You can't prove a negative.
You're asking for the impossible.
You're stating something impossible to prove and asking us to accept it on faith. Again, it is your claim so it is on you to prove it. It looks like you are saying here that it is impossible for you to prove support for your claim.
It's on people like you, who are promoting GenAI, claiming it's inevitable, to say that there is a societal benefit, that it does benefit people.
Such as the weather prediction that benefits people and the environment? Thanks, you reminded me that we already have examples where what you are saying is incorrect.
So far we've seen no benefit to people in general, only tremendous and increasing harms.
Disproven above.
Elon Musk is busily using GenAI to generate CSAM in public, and when confronted about it, did he stop that? No. He merely limited who can generate CSAM. Is that the societal benefit you're envisioning?

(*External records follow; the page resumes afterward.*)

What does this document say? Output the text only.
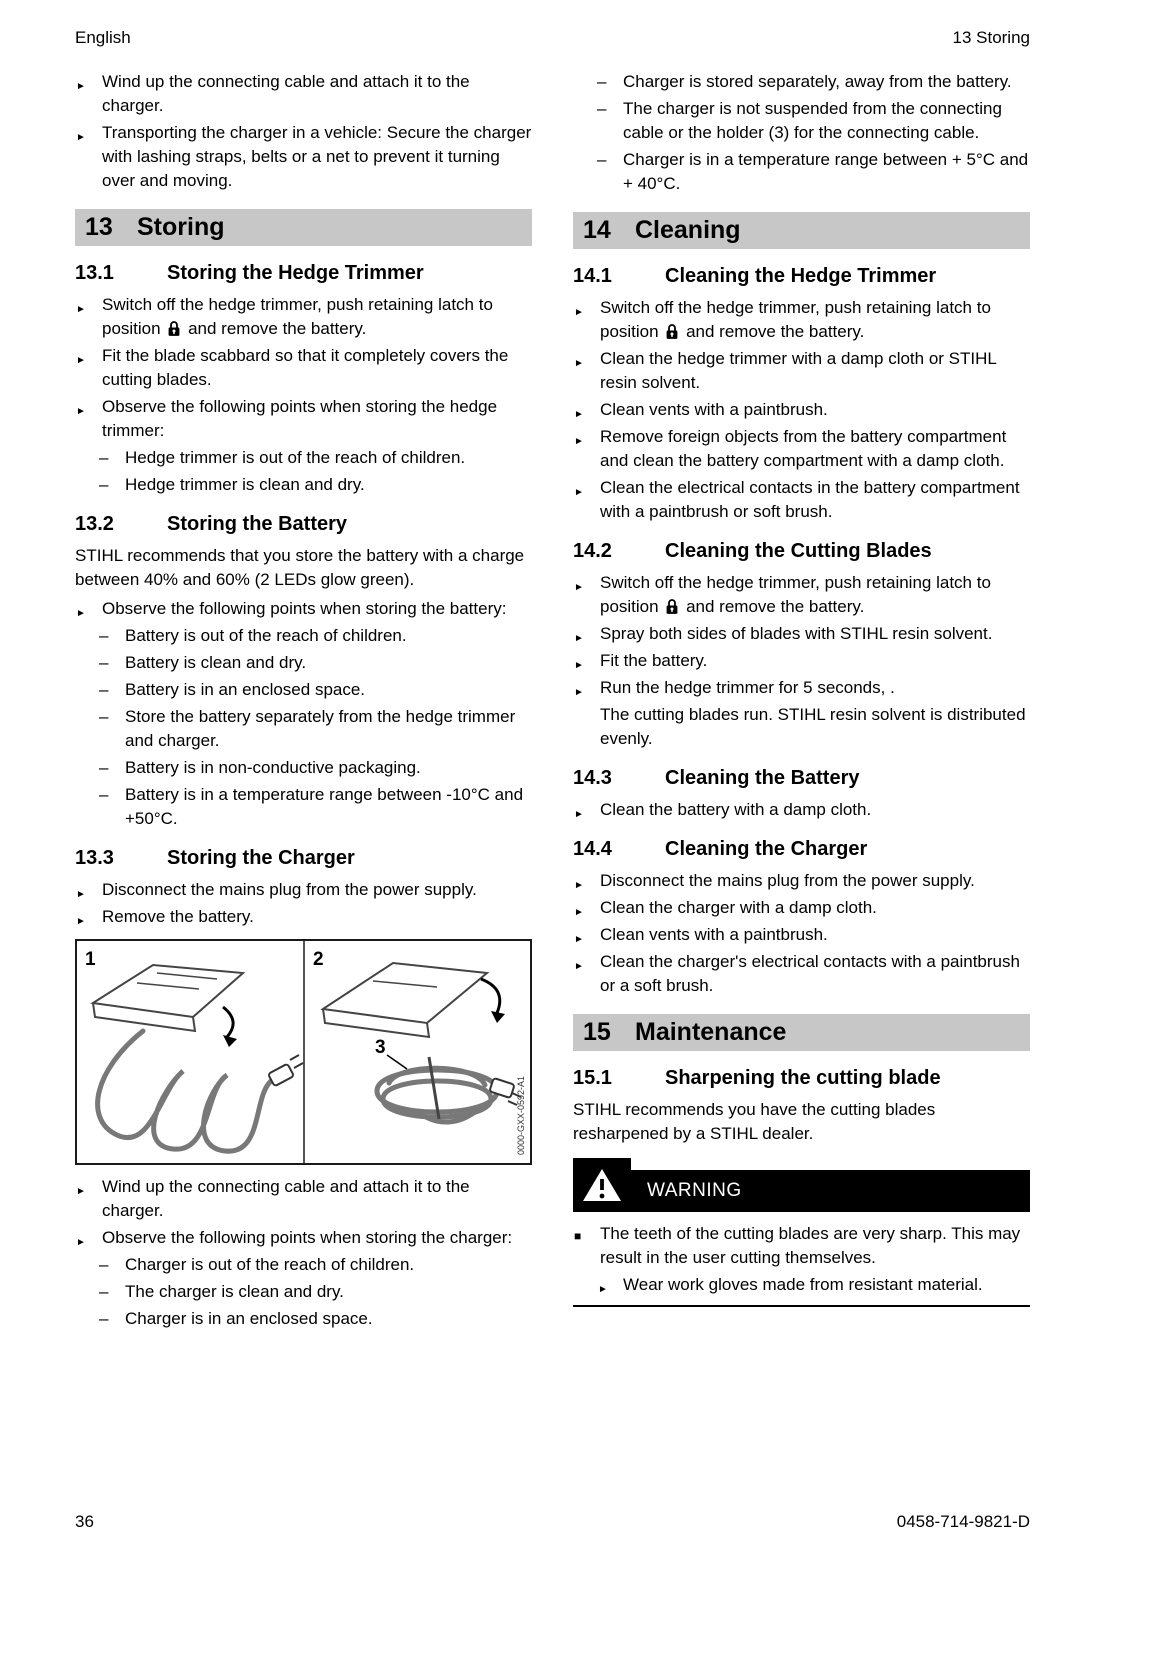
English	13 Storing
► Wind up the connecting cable and attach it to the charger.
► Transporting the charger in a vehicle: Secure the charger with lashing straps, belts or a net to prevent it turning over and moving.
13 Storing
13.1	Storing the Hedge Trimmer
► Switch off the hedge trimmer, push retaining latch to position and remove the battery.
► Fit the blade scabbard so that it completely covers the cutting blades.
► Observe the following points when storing the hedge trimmer:
– Hedge trimmer is out of the reach of children.
– Hedge trimmer is clean and dry.
13.2	Storing the Battery
STIHL recommends that you store the battery with a charge between 40% and 60% (2 LEDs glow green).
► Observe the following points when storing the battery:
– Battery is out of the reach of children.
– Battery is clean and dry.
– Battery is in an enclosed space.
– Store the battery separately from the hedge trimmer and charger.
– Battery is in non-conductive packaging.
– Battery is in a temperature range between -10°C and +50°C.
13.3	Storing the Charger
► Disconnect the mains plug from the power supply.
► Remove the battery.
1	2
3
0000-GXX-0592-A1
► Wind up the connecting cable and attach it to the charger.
► Observe the following points when storing the charger:
– Charger is out of the reach of children.
– The charger is clean and dry.
– Charger is in an enclosed space.
– Charger is stored separately, away from the battery.
– The charger is not suspended from the connecting cable or the holder (3) for the connecting cable.
– Charger is in a temperature range between + 5°C and + 40°C.
14 Cleaning
14.1	Cleaning the Hedge Trimmer
► Switch off the hedge trimmer, push retaining latch to position and remove the battery.
► Clean the hedge trimmer with a damp cloth or STIHL resin solvent.
► Clean vents with a paintbrush.
► Remove foreign objects from the battery compartment and clean the battery compartment with a damp cloth.
► Clean the electrical contacts in the battery compartment with a paintbrush or soft brush.
14.2	Cleaning the Cutting Blades
► Switch off the hedge trimmer, push retaining latch to position and remove the battery.
► Spray both sides of blades with STIHL resin solvent.
► Fit the battery.
► Run the hedge trimmer for 5 seconds, .
The cutting blades run. STIHL resin solvent is distributed evenly.
14.3	Cleaning the Battery
► Clean the battery with a damp cloth.
14.4	Cleaning the Charger
► Disconnect the mains plug from the power supply.
► Clean the charger with a damp cloth.
► Clean vents with a paintbrush.
► Clean the charger's electrical contacts with a paintbrush or a soft brush.
15 Maintenance
15.1	Sharpening the cutting blade
STIHL recommends you have the cutting blades resharpened by a STIHL dealer.
WARNING
■ The teeth of the cutting blades are very sharp. This may result in the user cutting themselves.
► Wear work gloves made from resistant material.
36	0458-714-9821-D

Again, you are confusing a tool for the uses the tool is put towards. I've seen horror movies where a chainsaw is used to attack people. That has nothing to do with making the chainsaw inherently bad, just the use that particular person is doing with it.
If your argument was "Yeah GenAI is no good, but you can't do anything about it", I could accept that as a somewhat valid (at least in the sense that I could understand how one would believe it) if defeatist argument. But your argument is that there is some benefit,
Because, as shows, it has had benefits like the weather prediction. That's not disputable unless you are willing to ignore facts.
and that it's more than merely the force that is, quite frankly, going to end civilization via climate destruction and making everything anyone says or does into a lie or suspected of being a lie. It's hacking at the tree that holds up society, frankly.
I agree with the second part -- with deepfake videos and swarms of AI social media bots the tool is being used by some to attack, undermine, or reshape our beliefs and what we think is true. Our critique and evaluation of sources will have to grow, and it already has begun among many. "Seeing is believing" is now outdated.
And again, none of that is inherent in the tool, it's how it's being used by people. Can people abuse a tool? Absolutely. Is this a tool where money can give you more access to it which can lead to bigger abuses? Sure, money can give you access to lots of tools that can be abused.
That doesn't convince me that it's going away. Nor that the tool within itself is inherently immoral and cannot also be used productively since we've factually have examples where it can.